In Texas, legislators voted for a teacher pay raise over a cut in property taxes.
In the Los Angeles Unified School District, the costs of a building program have grown from 1.6 billion to 2.4 billion.
As the New York Post editorializes, "But lawmakers, as always, steadfastly rejected proposals to cap local taxes and/or spending - and laughed off the idea of real incentives to slow budget growth."
At this juncture, the only hope for the fed-up citizen is the fed-up citizen. An organized group of voters in Amherst, Mass., a town whose main employer is the education-prevention camps,* managed to defeat a pro-school override earlier this month.

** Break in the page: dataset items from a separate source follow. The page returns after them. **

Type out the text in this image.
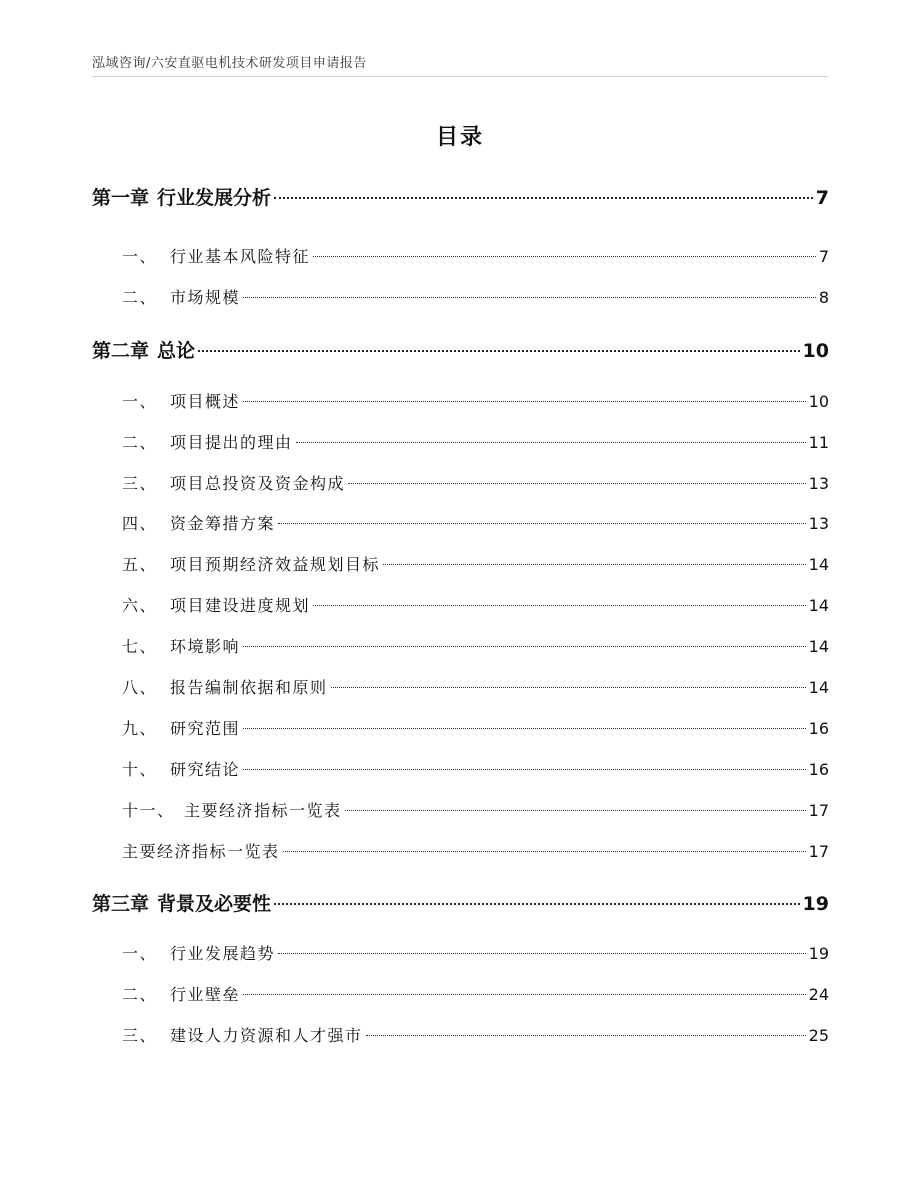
泓域咨询/六安直驱电机技术研发项目申请报告
目录
第一章 行业发展分析	7
一、 行业基本风险特征	7
二、 市场规模	8
第二章 总论	10
一、 项目概述	10
二、 项目提出的理由	11
三、 项目总投资及资金构成	13
四、 资金筹措方案	13
五、 项目预期经济效益规划目标	14
六、 项目建设进度规划	14
七、 环境影响	14
八、 报告编制依据和原则	14
九、 研究范围	16
十、 研究结论	16
十一、 主要经济指标一览表	17
主要经济指标一览表	17
第三章 背景及必要性	19
一、 行业发展趋势	19
二、 行业壁垒	24
三、 建设人力资源和人才强市	25
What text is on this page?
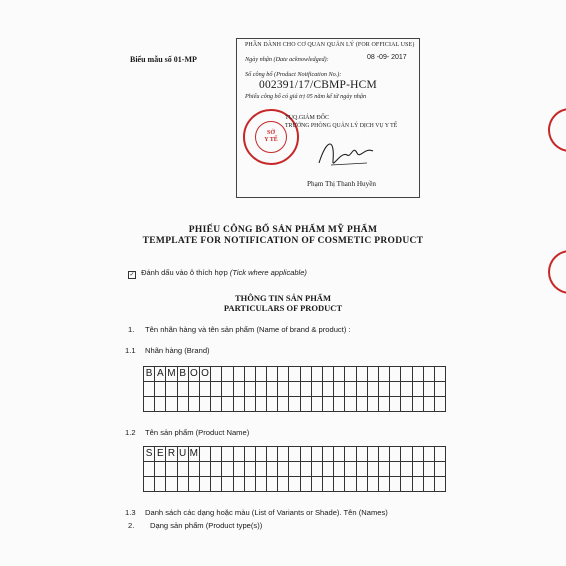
Biểu mẫu số 01-MP
PHẦN DÀNH CHO CƠ QUAN QUẢN LÝ (FOR OFFICIAL USE)
Ngày nhận (Date acknowledged):	08 -09- 2017
Số công bố (Product Notification No.):
002391/17/CBMP-HCM
Phiếu công bố có giá trị 05 năm kể từ ngày nhận
SỞ
Y TẾ
TUQ.GIÁM ĐỐC
TRƯỞNG PHÒNG QUẢN LÝ DỊCH VỤ Y TẾ
Phạm Thị Thanh Huyền
PHIẾU CÔNG BỐ SẢN PHẨM MỸ PHẨM
TEMPLATE FOR NOTIFICATION OF COSMETIC PRODUCT
✓ Đánh dấu vào ô thích hợp (Tick where applicable)
THÔNG TIN SẢN PHẨM
PARTICULARS OF PRODUCT
1. Tên nhãn hàng và tên sản phẩm (Name of brand & product) :
1.1 Nhãn hàng (Brand)
B	A	M	B	O	O																					

1.2 Tên sản phẩm (Product Name)
S	E	R	U	M																						

1.3 Danh sách các dạng hoặc màu (List of Variants or Shade). Tên (Names)
2. Dạng sản phẩm (Product type(s))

A sampling of the anti-override sentiments:
The overburdened taxpayers are happy," said Stanley C. Gawle, one of the organizers for Amherst Taxpayers for Responsible Change. He said government will have to get rid of the nonessentials which he said are leisure services and bureaucrats.
Linda B. Stark, who also opposed the override, said it was a choice between keeping her house or the override. She said she wouldn't have been able to keep her house if the override had passed.
Ann D. Poli also voted against the override. "I feel the schools have got to begin utilizing the money they have," she said. And she worried about the effect of the additional taxes on those in town who live on fixed incomes.
Notice no one is arguing against education or children or learning. But these counterpunchers are saying what financially-responsible adults need to say when public officials continue to squander limited resources on never-shrinking entitlement programs that divide communities into the haves, the haves-not, and the haves-to-haves.